Oct. 29, 2012; Glendale, AZ, USA; Sports agent Drew Rosenhaus on the sidelines of the game between the San Francisco 49ers against the Arizona Cardinals at University of Phoenix Stadium. The 49ers defeated the Cardinals 24-3. Mandatory Credit: Mark J. Rebilas-USA TODAY Sports

Desean Jackson and his former agent Drew Rosenhaus have a dispute over money that Jackson feels he is owed by Rosenhaus totalling over $516,000 that now involves the NFLPA as Jackson is now accusing the executive director and primary arbitrator of the NFLPA of failing to regulate Rosenhaus’ violations of the union’s rules according to Rand Getlin of Yahoo! Sports.

From Yahoo!

"Washington Redskins wide receiver DeSean Jackson is accusing the executive director of the NFL Players Association and its primary arbitrator of bias based on their refusal to regulate agent Drew Rosenhaus’ violation of union rules, according to a federal court filing obtained by Yahoo Sports.In the filing (see full court filing below), Jackson says the relationship between NFLPA chief DeMaurice Smith and Rosenhaus has rendered the executive director, and the union he heads, incapable of protecting players’ interests when allegations of misconduct by Rosenhaus are involved. Jackson wants the ruling, made by longtime NFLPA arbitrator Roger Kaplan in April, requiring him to pay Rosenhaus roughly $516,000 in unpaid “loans” and agent fees, to be vacated because he says the arbitrator ignored union regulations, then created what Jackson describes as his own rules in order to reach the “outcome he preferred” of Rosenhaus winning the arbitration."

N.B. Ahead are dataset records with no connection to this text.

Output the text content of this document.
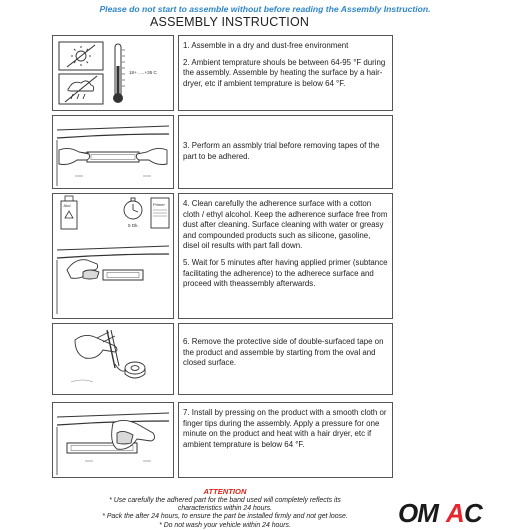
Please do not start to assemble without before reading the Assembly Instruction.
ASSEMBLY INSTRUCTION
18+ .....+35 C

1. Assemble in a dry and dust-free environment

2. Ambient temprature shouls be between 64-95 °F during the assembly. Assemble by heating the surface by a hair-dryer, etc if ambient temprature is below 64 °F.

3. Perform an assmbly trial before removing tapes of the part to be adhered.

Alkol
5 Dk.
Primer 4. Clean carefully the adherence surface with a cotton cloth / ethyl alcohol. Keep the adherence surface free from dust after cleaning. Surface cleaning with water or greasy and compounded products such as silicone, gasoline, disel oil results with part fall down.

5. Wait for 5 minutes after having applied primer (subtance facilitating the adherence) to the adherece surface and proceed with theassembly afterwards.

6. Remove the protective side of double-surfaced tape on the product and assemble by starting from the oval and closed surface.

7. Install by pressing on the product with a smooth cloth or finger tips during the assembly. Apply a pressure for one minute on the product and heat with a hair dryer, etc if ambient temprature is below 64 °F.

ATTENTION
* Use carefully the adhered part for the band used will completely reflects its
characteristics within 24 hours.
* Pack the after 24 hours, to ensure the part be installed firmly and not get loose.
* Do not wash your vehicle within 24 hours.	OM A C
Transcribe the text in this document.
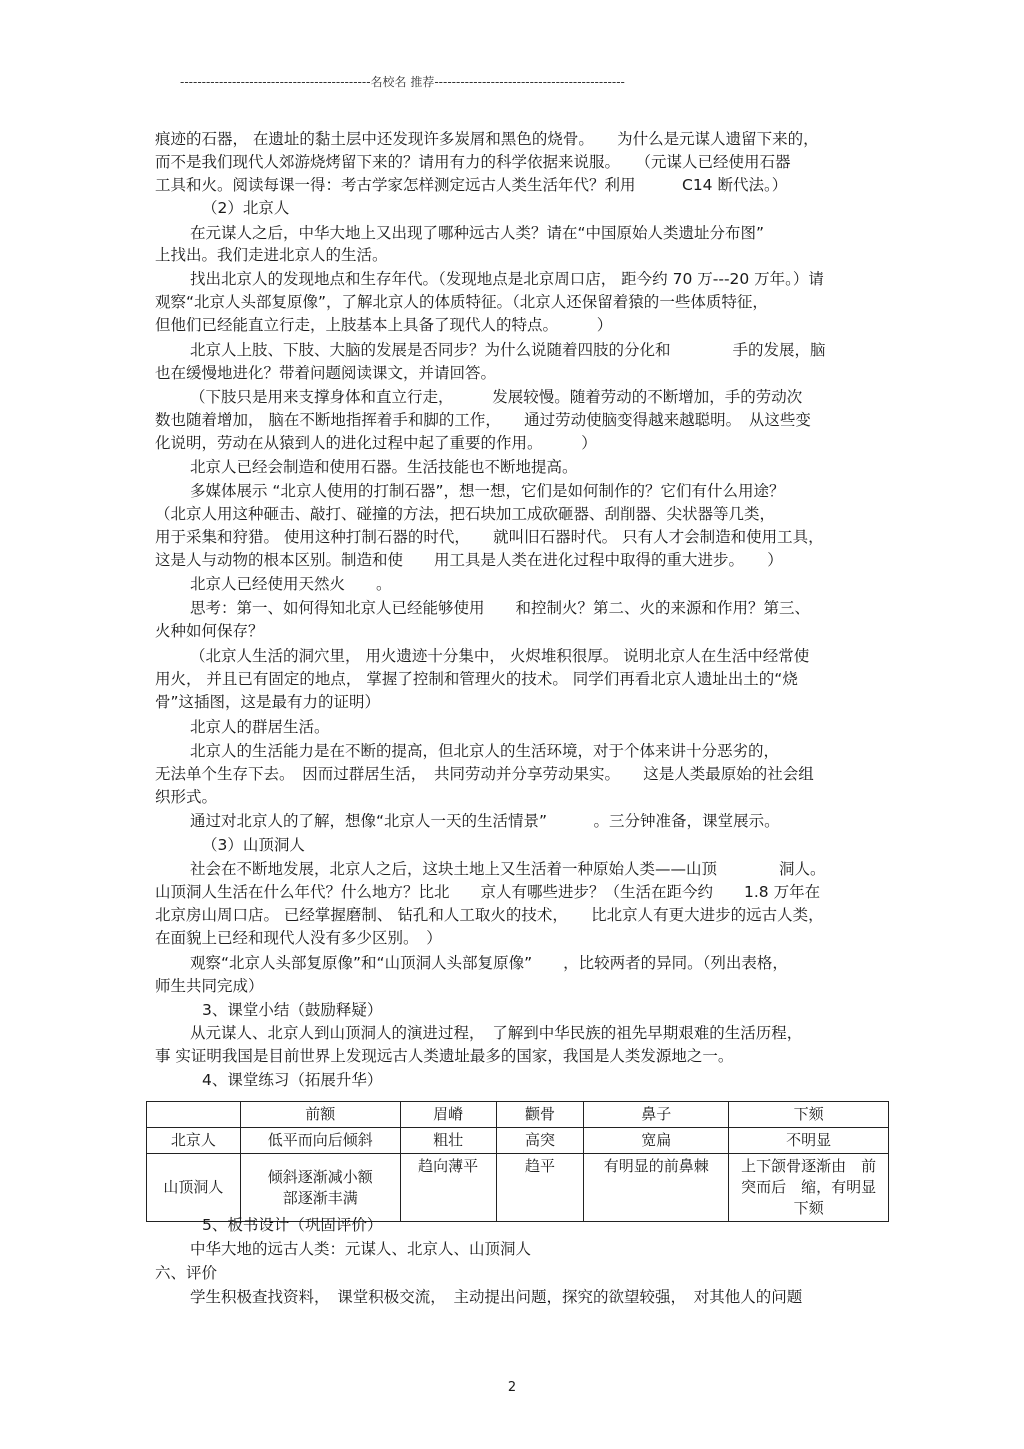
--------------------------------------------名校名 推荐--------------------------------------------
痕迹的石器， 在遗址的黏土层中还发现许多炭屑和黑色的烧骨。　　为什么是元谋人遗留下来的，
而不是我们现代人郊游烧烤留下来的？请用有力的科学依据来说服。　　（元谋人已经使用石器
工具和火。阅读每课一得：考古学家怎样测定远古人类生活年代？利用　　　C14 断代法。）
（2）北京人
在元谋人之后，中华大地上又出现了哪种远古人类？请在“中国原始人类遗址分布图”
上找出。我们走进北京人的生活。
找出北京人的发现地点和生存年代。（发现地点是北京周口店， 距今约 70 万---20 万年。）请
观察“北京人头部复原像”，了解北京人的体质特征。（北京人还保留着猿的一些体质特征，
但他们已经能直立行走，上肢基本上具备了现代人的特点。　　　）
北京人上肢、下肢、大脑的发展是否同步？为什么说随着四肢的分化和　　　　手的发展，脑
也在缓慢地进化？带着问题阅读课文，并请回答。
（下肢只是用来支撑身体和直立行走，　　　发展较慢。随着劳动的不断增加，手的劳动次
数也随着增加， 脑在不断地指挥着手和脚的工作，　　通过劳动使脑变得越来越聪明。　从这些变
化说明，劳动在从猿到人的进化过程中起了重要的作用。　　　）
北京人已经会制造和使用石器。生活技能也不断地提高。
多媒体展示 “北京人使用的打制石器”，想一想，它们是如何制作的？它们有什么用途？
（北京人用这种砸击、敲打、碰撞的方法，把石块加工成砍砸器、刮削器、尖状器等几类，
用于采集和狩猎。 使用这种打制石器的时代，　　就叫旧石器时代。 只有人才会制造和使用工具，
这是人与动物的根本区别。制造和使　　用工具是人类在进化过程中取得的重大进步。　　）
北京人已经使用天然火　　。
思考：第一、如何得知北京人已经能够使用　　和控制火？第二、火的来源和作用？第三、
火种如何保存？
（北京人生活的洞穴里， 用火遗迹十分集中， 火烬堆积很厚。 说明北京人在生活中经常使
用火， 并且已有固定的地点， 掌握了控制和管理火的技术。 同学们再看北京人遗址出土的“烧
骨”这插图，这是最有力的证明）
北京人的群居生活。
北京人的生活能力是在不断的提高，但北京人的生活环境，对于个体来讲十分恶劣的，
无法单个生存下去。　因而过群居生活，　共同劳动并分享劳动果实。　　这是人类最原始的社会组
织形式。
通过对北京人的了解，想像“北京人一天的生活情景”　　　。三分钟准备，课堂展示。
（3）山顶洞人
社会在不断地发展，北京人之后，这块土地上又生活着一种原始人类——山顶　　　　洞人。
山顶洞人生活在什么年代？什么地方？比北　　京人有哪些进步？（生活在距今约　　1.8 万年在
北京房山周口店。 已经掌握磨制、 钻孔和人工取火的技术，　　比北京人有更大进步的远古人类，
在面貌上已经和现代人没有多少区别。　）
观察“北京人头部复原像”和“山顶洞人头部复原像”　　，比较两者的异同。（列出表格，
师生共同完成）
3、课堂小结（鼓励释疑）
从元谋人、北京人到山顶洞人的演进过程，　了解到中华民族的祖先早期艰难的生活历程，
事 实证明我国是目前世界上发现远古人类遗址最多的国家，我国是人类发源地之一。
4、课堂练习（拓展升华）
	前额	眉嵴	颧骨	鼻子	下颏
北京人	低平而向后倾斜	粗壮	高突	宽扁	不明显
山顶洞人	倾斜逐渐减小额部逐渐丰满	趋向薄平	趋平	有明显的前鼻棘	上下颌骨逐渐由　前突而后　缩，有明显下颏
5、板书设计（巩固评价）
中华大地的远古人类：元谋人、北京人、山顶洞人
六、评价
学生积极查找资料，　课堂积极交流，　主动提出问题，探究的欲望较强，　对其他人的问题
2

Jackson’s case against Rosenhaus also happens to involve the past of a newly acquired Oakland Raider as an employee of Rosenhaus was reported to have given the former North Carolina star wideout improper benefits that affected his NCAA eligibility.

From the Getlin report:

"After media reports came out in October of 2010 which indicated that a Rosenhaus employee provided the University of North Carolina’s Greg Little with benefits that jeopardized his collegiate eligibility, Rosenhaus attacked Little’s credibility in a letter he wrote to the union. Rosenhaus told the NFLPA that Little made “false,” “dishonest” and “inconsistent” statements to the NCAA regarding his interactions with that employee and that they would never speak to the player again.However, according to a text message from Rosenhaus employee Michael Johnson (who is currently facing three felony charges in North Carolina for his alleged involvement in funneling money to players for another agent), Rosenhaus later offered Little $100,000, a car for his mother, and $2,000 per month to fire his former agent and sign with Rosenhaus, none of which had to be paid back. NFLPA regulations prohibit agents from providing or offering money or any other thing of value to players to induce or encourage them to utilize their services."

Desean Jackson seems hellbent on making it known that Rosenhaus is not playing by the rules the NFLPA has set for agents and with precedent already out there in incidents involving Little along with other current NFL players including the Cowboys’ Dez Bryant it looks like he has a pretty good case that the NFLPA is turning a blind eye to Rosenhaus’ indiscretions. What will come of Jackson’s dispute with Rosenhaus will be interesting as the super agent has ties to a large pool of NFL players, making any punishment levied to him a ruling that would have a large ripple effect throughout the league.